Rather than walking the line between the conservative and the liberal, news organizations must present accurate coverage without upsetting audience expectations too much. That the news should be accurate seems simple enough, but what this study seems to indicate is that the perception of accuracy trumps the real thing. Up-end consumer's schema of the world and you're seen as unreliable. Get contradicted by a different news source and the same fate awaits.

As millions of dittoheads have known for years, it feels good to have your views endorsed and reinforced in print and over the airwaves. Add that maxim to the truth that violence, mayhem, and death are pretty cool to watch from the comfort of your sofa, and you have a recipe for profitable journalism.

For the Fourth Estate to really fulfill its role in our democracy, it should be shaking people loose from their preconceptions, not parroting them back. When the news seeks to bolster our perceptions of the world, and we in turn base our perceptions on what we see in the news, we can quickly find ourselves in a hall of mirrors in which our "reality" bears only the slightest resemblance to our neighbor's. Not only does this destroy "community" in any meaningful sense, it makes political discourse nearly impossible.

1 Comments:

At 11:17 AM, Blogger John F. Opie said...

Hi -

Oh, I see. The fact that most reporters are democrats doesn't mean anything.

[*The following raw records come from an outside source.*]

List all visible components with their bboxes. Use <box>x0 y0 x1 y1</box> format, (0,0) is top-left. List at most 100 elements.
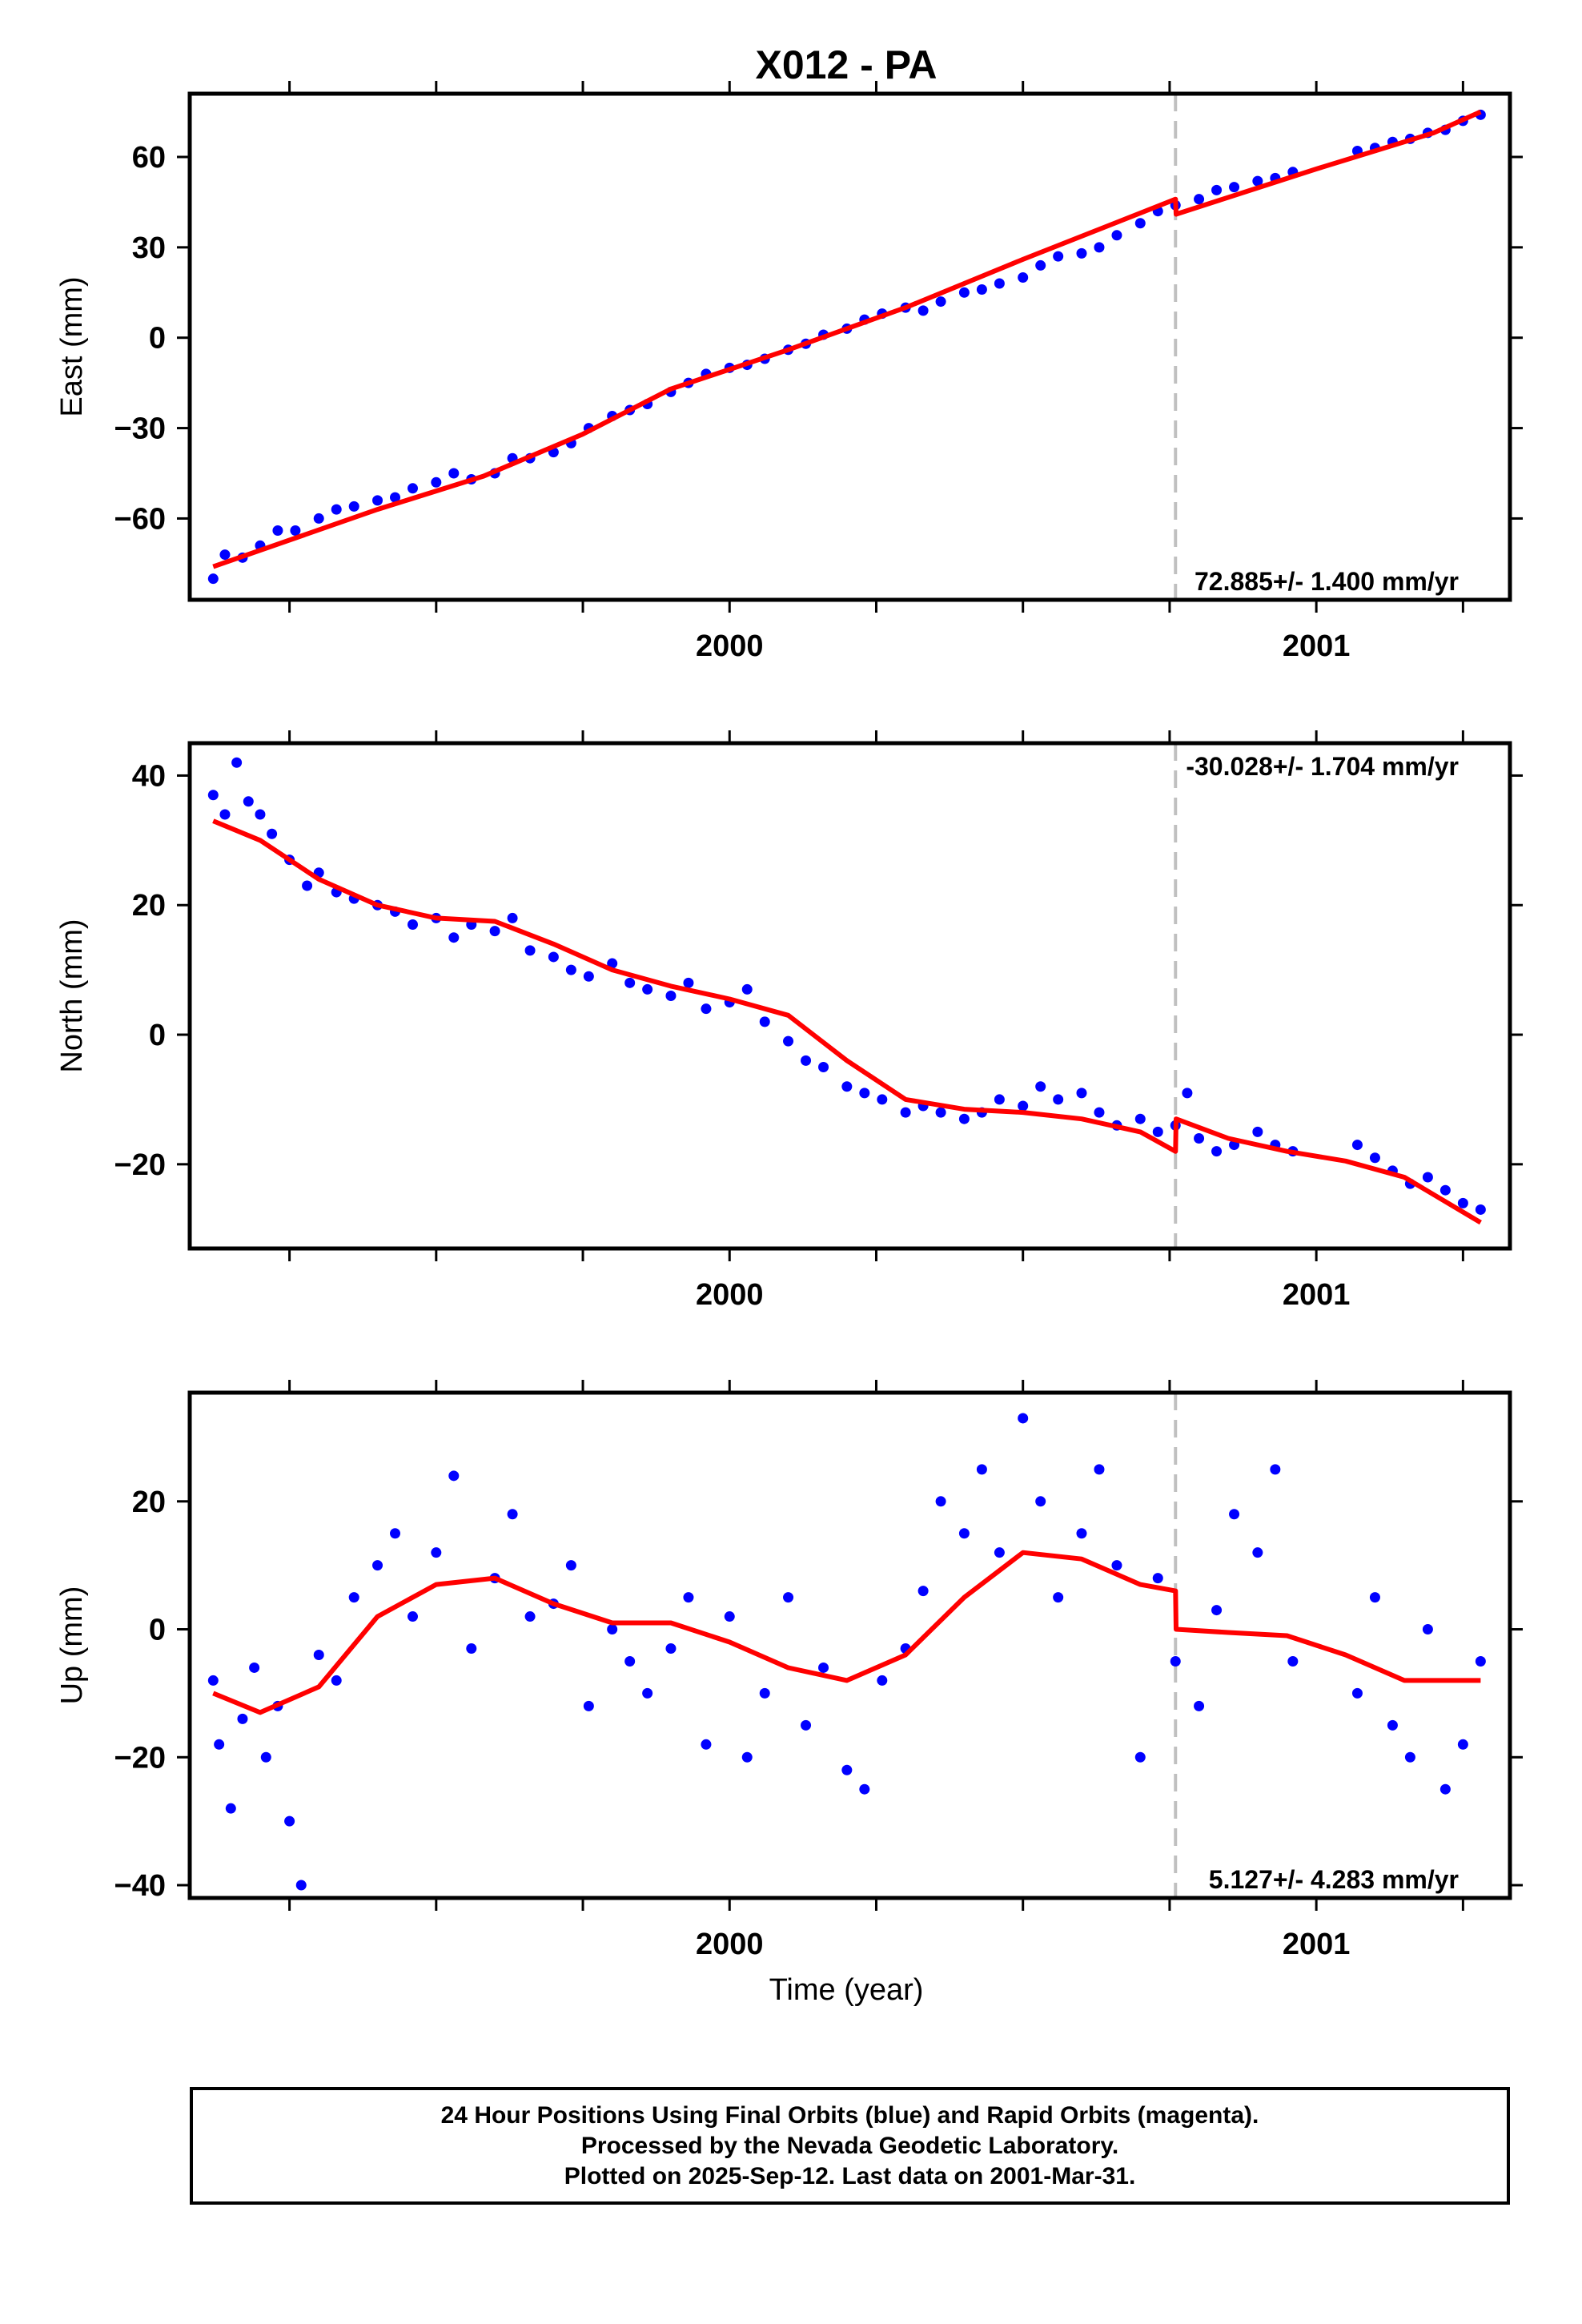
data-point <box>1475 1204 1486 1215</box>
scatter-series-east <box>207 109 1486 585</box>
y-axis-label-north: North (mm) <box>55 919 89 1072</box>
data-point <box>1211 184 1223 195</box>
data-point <box>1152 1573 1163 1584</box>
data-point <box>431 476 442 488</box>
x-tick-label: 2001 <box>1283 1928 1351 1961</box>
data-point <box>1134 1751 1146 1763</box>
data-point <box>624 1655 636 1667</box>
y-tick-label: 0 <box>149 1614 166 1647</box>
data-point <box>1018 1100 1029 1112</box>
data-point <box>741 1751 753 1763</box>
panel-east: −60 −30 0 30 60 2000 2001 East (mm) 72.885+/- 1.… <box>55 81 1523 663</box>
x-tick-label: 2001 <box>1283 629 1351 663</box>
data-point <box>1404 1751 1415 1763</box>
data-point <box>1252 1547 1263 1558</box>
data-point <box>1439 1184 1451 1196</box>
x-tick-label: 2000 <box>696 1928 764 1961</box>
y-tick-label: 30 <box>132 231 166 265</box>
data-point <box>1351 1140 1363 1151</box>
data-point <box>1182 1088 1193 1099</box>
x-tick-label: 2000 <box>696 1278 764 1312</box>
data-point <box>1194 1132 1205 1144</box>
data-point <box>372 495 383 506</box>
data-point <box>390 492 401 503</box>
y-tick-label: 0 <box>149 322 166 356</box>
data-point <box>507 912 518 923</box>
data-point <box>801 1055 812 1066</box>
data-point <box>1229 1509 1240 1520</box>
chart-title: X012 - PA <box>756 42 938 87</box>
fit-line-up <box>212 1550 1481 1715</box>
data-point <box>290 525 301 536</box>
data-point <box>348 1592 359 1603</box>
scatter-series-up <box>207 1413 1486 1891</box>
data-point <box>1211 1605 1223 1616</box>
data-point <box>994 1094 1005 1105</box>
data-point <box>1035 259 1046 271</box>
y-tick-label: 60 <box>132 141 166 175</box>
data-point <box>1076 1088 1087 1099</box>
data-point <box>1439 1783 1451 1795</box>
data-point <box>565 1560 576 1571</box>
data-point <box>665 991 677 1001</box>
data-point <box>207 1675 219 1686</box>
data-point <box>260 1751 271 1763</box>
data-point <box>1194 1700 1205 1711</box>
data-point <box>1076 247 1087 259</box>
data-point <box>407 919 418 931</box>
data-point <box>935 296 946 308</box>
data-point <box>783 1592 794 1603</box>
data-point <box>313 513 324 524</box>
data-point <box>1387 1719 1398 1731</box>
data-point <box>783 1035 794 1047</box>
data-point <box>917 305 929 316</box>
data-point <box>683 1592 694 1603</box>
data-point <box>701 1003 712 1015</box>
data-point <box>958 1113 970 1124</box>
data-point <box>207 573 219 585</box>
data-point <box>1457 1197 1468 1208</box>
data-point <box>818 1061 829 1072</box>
data-point <box>994 278 1005 289</box>
data-point <box>877 1094 888 1105</box>
data-point <box>917 1586 929 1597</box>
data-point <box>524 1611 536 1622</box>
data-point <box>1035 1496 1046 1507</box>
y-tick-label: −60 <box>114 502 166 536</box>
y-axis-label-up: Up (mm) <box>55 1586 89 1705</box>
data-point <box>583 971 594 982</box>
plot-frame-north <box>187 741 1512 1251</box>
data-point <box>348 501 359 512</box>
data-point <box>207 790 219 801</box>
data-point <box>219 809 231 820</box>
rate-label-north: -30.028+/- 1.704 mm/yr <box>1186 752 1459 781</box>
data-point <box>1152 1126 1163 1137</box>
data-point <box>313 1649 324 1660</box>
data-point <box>741 983 753 995</box>
y-tick-label: −20 <box>114 1741 166 1775</box>
data-point <box>958 287 970 298</box>
data-point <box>302 880 313 891</box>
x-tick-label: 2001 <box>1283 1278 1351 1312</box>
data-point <box>407 1611 418 1622</box>
data-point <box>1094 242 1105 253</box>
data-point <box>255 809 266 820</box>
rate-label-east: 72.885+/- 1.400 mm/yr <box>1195 567 1459 596</box>
data-point <box>642 983 653 995</box>
data-point <box>1252 1126 1263 1137</box>
data-point <box>701 1739 712 1750</box>
data-point <box>818 1662 829 1673</box>
footer-line-dates: Plotted on 2025-Sep-12. Last data on 200… <box>564 2162 1136 2189</box>
data-point <box>1211 1146 1223 1157</box>
data-point <box>1053 1592 1064 1603</box>
data-point <box>331 1675 342 1686</box>
data-point <box>390 1528 401 1539</box>
data-point <box>900 1107 911 1118</box>
panel-up: −40 −20 0 20 2000 2001 Up (mm) 5.127+/- 4.283 m… <box>55 1380 1523 1961</box>
y-tick-label: 20 <box>132 1486 166 1519</box>
data-point <box>1369 1592 1380 1603</box>
data-point <box>1035 1081 1046 1092</box>
data-point <box>1053 251 1064 262</box>
fit-line-east <box>212 109 1482 569</box>
data-point <box>231 757 243 768</box>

I see. The "fake but accurate" dogma of the MSM really helps the public believe in the accuracy of what is being reported. The vociferous language of the press doesn't point to their bias, but rather to their independence. Hah!

Right. The Fourth Estate has abjectly failed in its quest to change the world, shattering on the reality that most people really don't care about what is going on in the world. Making the news up in order to gain points with your peers is a really great way to further your career, but journalists are so incompetent and ignorant that they can't even write the news up, let along understand it.

The media is biased. The newspapers write that which readers buy the newspapers to read, but the reporters and the editors shape what appears on the page. The problem is that their perception of reality is that they are the ones who make reality: if it doesn't get published, maybe no one will noticed that it happened. The perception of reporters is that they are the ones making the news: if they don't report it, it never happened.

So when reality slaps them in the face - Hi, Dan - they don't understand that they are failing completely to understand that they don't make reality. And they are doing a massive disservice that is being rewarded in the marketplace: the reason that the MSM is doing so badly is that people are getting tired of second-rate reporting.